World leading environmental and urban studies journal

Reclaiming American Cities: The Struggle for People, Place, and Nature since 1900

Author(s): 
Rutherford H. Platt

Publisher: 
University of Massachusetts Press, Amherst and Boston

Pages: 
312

Year: 
2014

Structured in three parts, this book provides a detailed discussion of the historical developments toward humane urbanism in American cities.

Part 1 examines the patrician decades between 1900 and 1940, followed by the technocrat decades of 1940–1990 in Part 2 and what is termed the more humane era in Part 3. The author analyzes the shift from grassroots efforts and poverty-oriented movements like those spearheaded by prominent figures such as Jane Addams and Jane Jacobs toward contemporary urban agriculture and community-based resource management approaches.
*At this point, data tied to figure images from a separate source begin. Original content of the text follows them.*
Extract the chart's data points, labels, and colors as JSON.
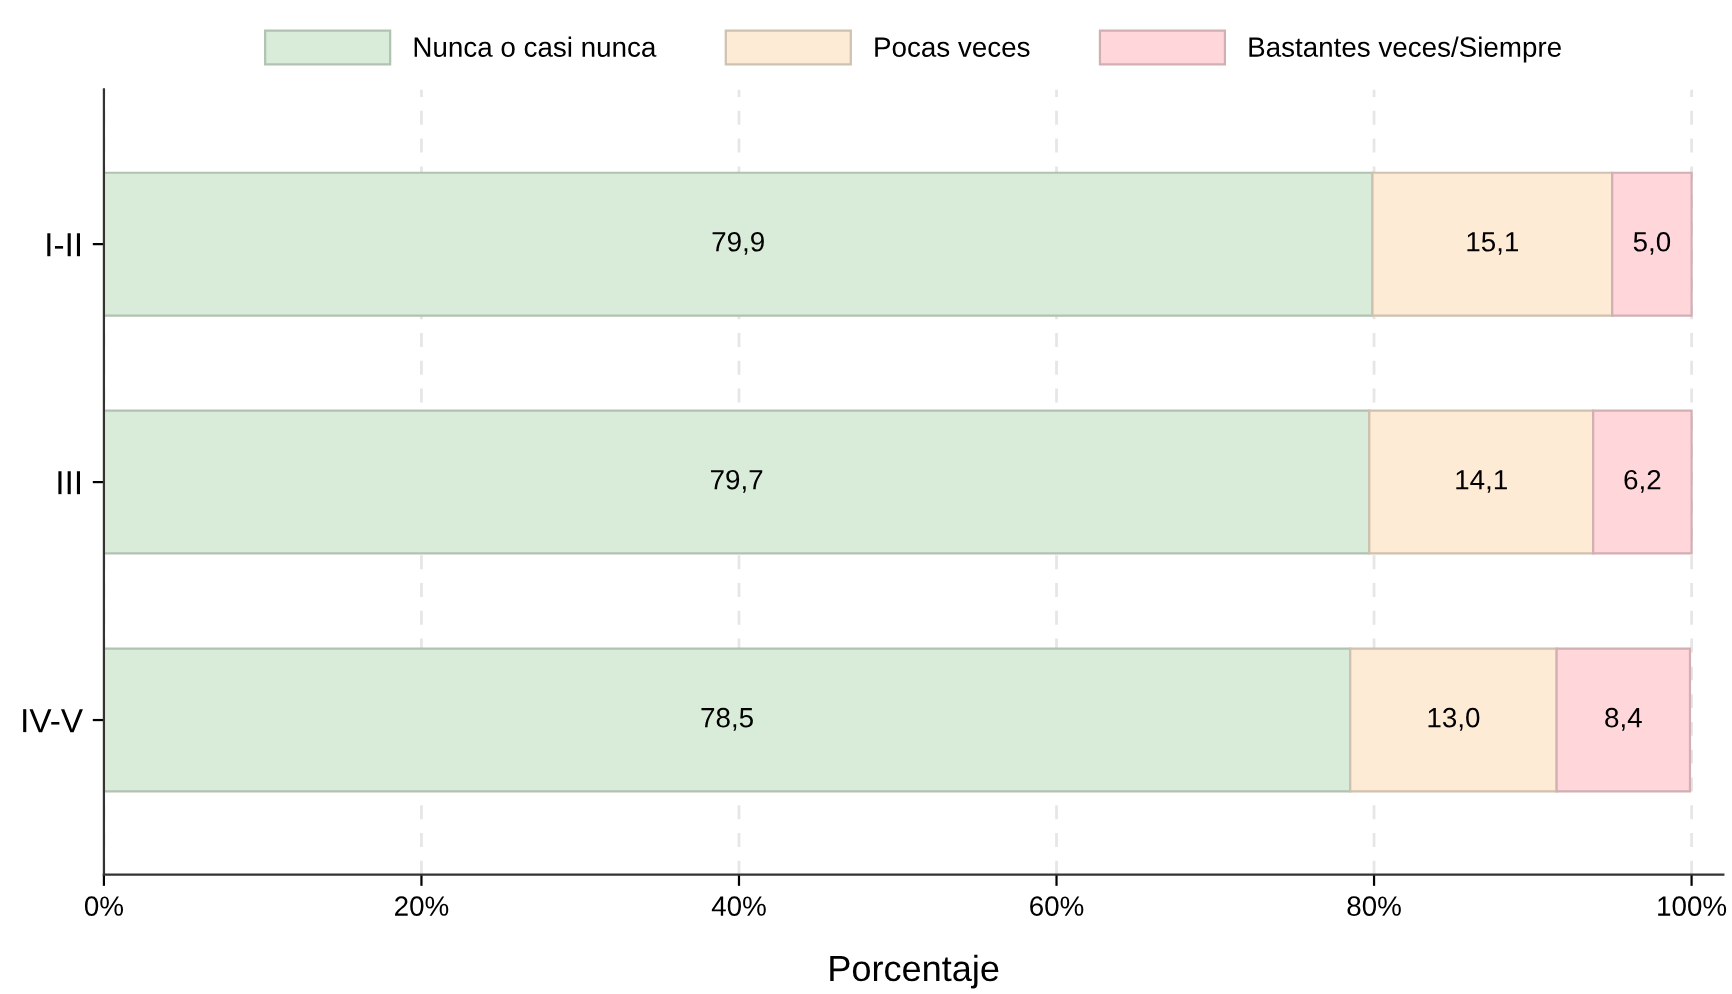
{
  "chart_data": {
    "type": "bar",
    "orientation": "horizontal",
    "stacked": true,
    "xlabel": "Porcentaje",
    "categories": [
      "I-II",
      "III",
      "IV-V"
    ],
    "series": [
      {
        "name": "Nunca o casi nunca",
        "color": "#d9ebd9",
        "values": [
          79.9,
          79.7,
          78.5
        ],
        "value_labels": [
          "79,9",
          "79,7",
          "78,5"
        ]
      },
      {
        "name": "Pocas veces",
        "color": "#fdebd5",
        "values": [
          15.1,
          14.1,
          13.0
        ],
        "value_labels": [
          "15,1",
          "14,1",
          "13,0"
        ]
      },
      {
        "name": "Bastantes veces/Siempre",
        "color": "#ffd6da",
        "values": [
          5.0,
          6.2,
          8.4
        ],
        "value_labels": [
          "5,0",
          "6,2",
          "8,4"
        ]
      }
    ],
    "xlim": [
      0,
      102
    ],
    "xticks": [
      {
        "value": 0,
        "label": "0%"
      },
      {
        "value": 20,
        "label": "20%"
      },
      {
        "value": 40,
        "label": "40%"
      },
      {
        "value": 60,
        "label": "60%"
      },
      {
        "value": 80,
        "label": "80%"
      },
      {
        "value": 100,
        "label": "100%"
      }
    ],
    "grid": "x",
    "legend": "top"
  }
}
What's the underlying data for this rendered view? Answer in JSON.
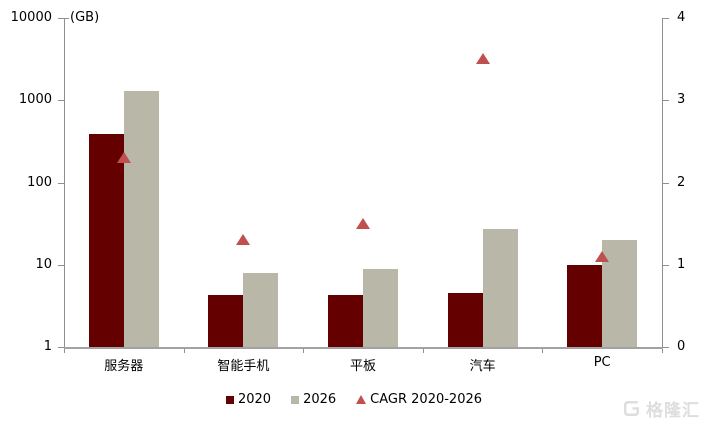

Contrasting it with the City Beautiful movement and Urban Renewal programmes, the book reveals legacies of tensions between today’s more humane forms of urbanism and long-dominant top-down and expert-driven approaches.

Based on detailed descriptions of projects and case studies that shaped the residents (see for instance chapters on separations along ethnicity or income class), place (e.g. suburban development and urban sprawl, large-scale infrastructure and displacements) and nature (e.g. waterways, forests and protected areas) of American cities, the book is able to capture very clearly the people supporting, benefiting and losing from various urban planning efforts.

Its focus on ordinary micro-places brings about a perspective on the policies that affect the everyday lives in urban and suburban communities. But even though the close examination of the context of several American cities and their histories and legacies is central to this book, readers from other geographical and disciplinary backgrounds might also find it useful to compare and contrast it with their experiences. Specifically, insights into tensions between bottom-up and top-down and technocratic versus people-centred approaches, as well as the role of historical movements that lead to more humane urbanisms, seem to be generally useful for struggles to make urban places at various scales more safe, healthy, equitable, efficient and people-friendly.